In Virginia, Republican­s hope to keep the race razorclose in other parts of the state. If they do, aides believe Romney’s appeal in the sparsely populated coal country could tip Virginia’s 13 electoral votes into his column, a victory vital to his White House bid. With just 10 days left, few self-described hillbillie­s in southwest Virginia are undecided.

“I definitely will vote for Romney this time,” Swiney, 43, who considered backing Obama four years ago before deciding on Sen. John McCain, said in a telephone interview this week. “Not just because of the devastatio­n that’s going on with coal now. I’m a firm believer in giving somebody a chance. We’ve given Obama a chance for the last four years.”

But the president, who lost much of that part of the state in 2008, seems at risk this time of losing by even larger margins. State Sen. Phillip Puckett, the longtime Democrat from the region, says he will not support Obama’s reelection because, telling a local television station last year, “It’s very clear to me that the administra­tion does not support the coal industry.”

Strategist­s for Obama say coal miners and their families — many of whom are elderly — should be attracted to the president’s position on Social Security and Medicare.
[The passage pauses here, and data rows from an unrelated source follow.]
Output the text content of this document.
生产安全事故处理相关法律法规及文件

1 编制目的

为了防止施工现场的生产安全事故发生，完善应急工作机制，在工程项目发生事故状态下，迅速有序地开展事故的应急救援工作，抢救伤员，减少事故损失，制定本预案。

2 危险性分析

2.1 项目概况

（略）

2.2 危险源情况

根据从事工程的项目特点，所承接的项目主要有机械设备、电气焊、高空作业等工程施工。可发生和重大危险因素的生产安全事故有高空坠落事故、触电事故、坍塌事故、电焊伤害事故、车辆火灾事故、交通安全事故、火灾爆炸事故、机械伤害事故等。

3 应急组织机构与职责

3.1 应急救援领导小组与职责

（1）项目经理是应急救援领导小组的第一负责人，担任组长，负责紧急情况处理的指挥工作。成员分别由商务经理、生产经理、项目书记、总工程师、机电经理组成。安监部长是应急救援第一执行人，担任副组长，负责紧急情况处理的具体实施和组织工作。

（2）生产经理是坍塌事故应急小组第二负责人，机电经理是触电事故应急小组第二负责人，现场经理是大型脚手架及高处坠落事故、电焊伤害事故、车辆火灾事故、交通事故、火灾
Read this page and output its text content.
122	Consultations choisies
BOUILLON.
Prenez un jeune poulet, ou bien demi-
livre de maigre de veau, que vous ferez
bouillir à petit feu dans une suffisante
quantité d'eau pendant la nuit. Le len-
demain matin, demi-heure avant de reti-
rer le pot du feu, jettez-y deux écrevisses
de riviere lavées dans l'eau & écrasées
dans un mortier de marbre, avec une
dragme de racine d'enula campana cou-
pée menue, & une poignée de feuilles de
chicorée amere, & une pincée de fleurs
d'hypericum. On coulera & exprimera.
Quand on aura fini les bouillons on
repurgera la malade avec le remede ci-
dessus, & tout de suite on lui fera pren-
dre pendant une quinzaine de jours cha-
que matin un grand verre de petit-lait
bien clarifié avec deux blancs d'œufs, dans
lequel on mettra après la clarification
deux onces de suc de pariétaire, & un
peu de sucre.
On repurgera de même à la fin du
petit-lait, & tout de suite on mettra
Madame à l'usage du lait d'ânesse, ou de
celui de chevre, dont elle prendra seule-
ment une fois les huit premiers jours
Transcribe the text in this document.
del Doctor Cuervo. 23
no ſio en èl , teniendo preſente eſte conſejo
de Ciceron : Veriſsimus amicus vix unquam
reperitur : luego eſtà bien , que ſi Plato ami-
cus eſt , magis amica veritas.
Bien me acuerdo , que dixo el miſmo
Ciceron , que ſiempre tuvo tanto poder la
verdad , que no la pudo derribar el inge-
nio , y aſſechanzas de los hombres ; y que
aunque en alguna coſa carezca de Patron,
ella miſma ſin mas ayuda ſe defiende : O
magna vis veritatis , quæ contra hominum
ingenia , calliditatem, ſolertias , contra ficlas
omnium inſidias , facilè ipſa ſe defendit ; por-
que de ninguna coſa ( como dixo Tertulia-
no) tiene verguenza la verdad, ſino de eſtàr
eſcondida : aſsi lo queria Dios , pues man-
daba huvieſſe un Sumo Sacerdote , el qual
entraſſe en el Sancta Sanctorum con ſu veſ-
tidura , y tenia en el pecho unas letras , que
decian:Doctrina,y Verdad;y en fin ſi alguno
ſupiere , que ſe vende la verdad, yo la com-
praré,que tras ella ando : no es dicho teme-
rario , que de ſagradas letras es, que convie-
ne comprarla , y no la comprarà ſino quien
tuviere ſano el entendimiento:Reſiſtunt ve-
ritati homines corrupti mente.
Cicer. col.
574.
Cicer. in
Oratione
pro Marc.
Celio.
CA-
The president’s campaign is running ads in the region accusing Romney of wanting to turn Medicare into a voucher system. And surrogates are pressing the case.

“Romney is a political chameleon,” says Richard Trumka, the president of the AFL-CIO, and a former head of the United Mine Workers. “He will say anything that he thinks people want to hear. For him to say he’s a friend of coal is absolutely ridiculous.”

But even longtime Democrats in the state concede that Romney is making a forceful push for votes in the 9th Congressio­nal District, which encompasse­s the state’s halfdozen coal counties.

One of Romney’s ads, appearing frequently on television, begins with a coal miner saying, “Obama is ruining the coal industry.”

Dave Saunders, a veteran Democratic strategist who lives in the region, said: “Three things are sacred in southwest Virginia — the Holy Bible, moonshine and coal. That’s all I got to say. They will get big numbers in the 9th. No question at all.”

The Republican effort to gather votes for Romney has been supplement­ed by an aggressive and mostly negative campaign by third-party groups backed by conservati­ves and energy interests. A radio ad by the American Energy Alliance says the “president and his Washington cronies have declared war on affordable energy.” A TV ad by the same group urges miners to “Vote no on Obama’s failing energy policy.”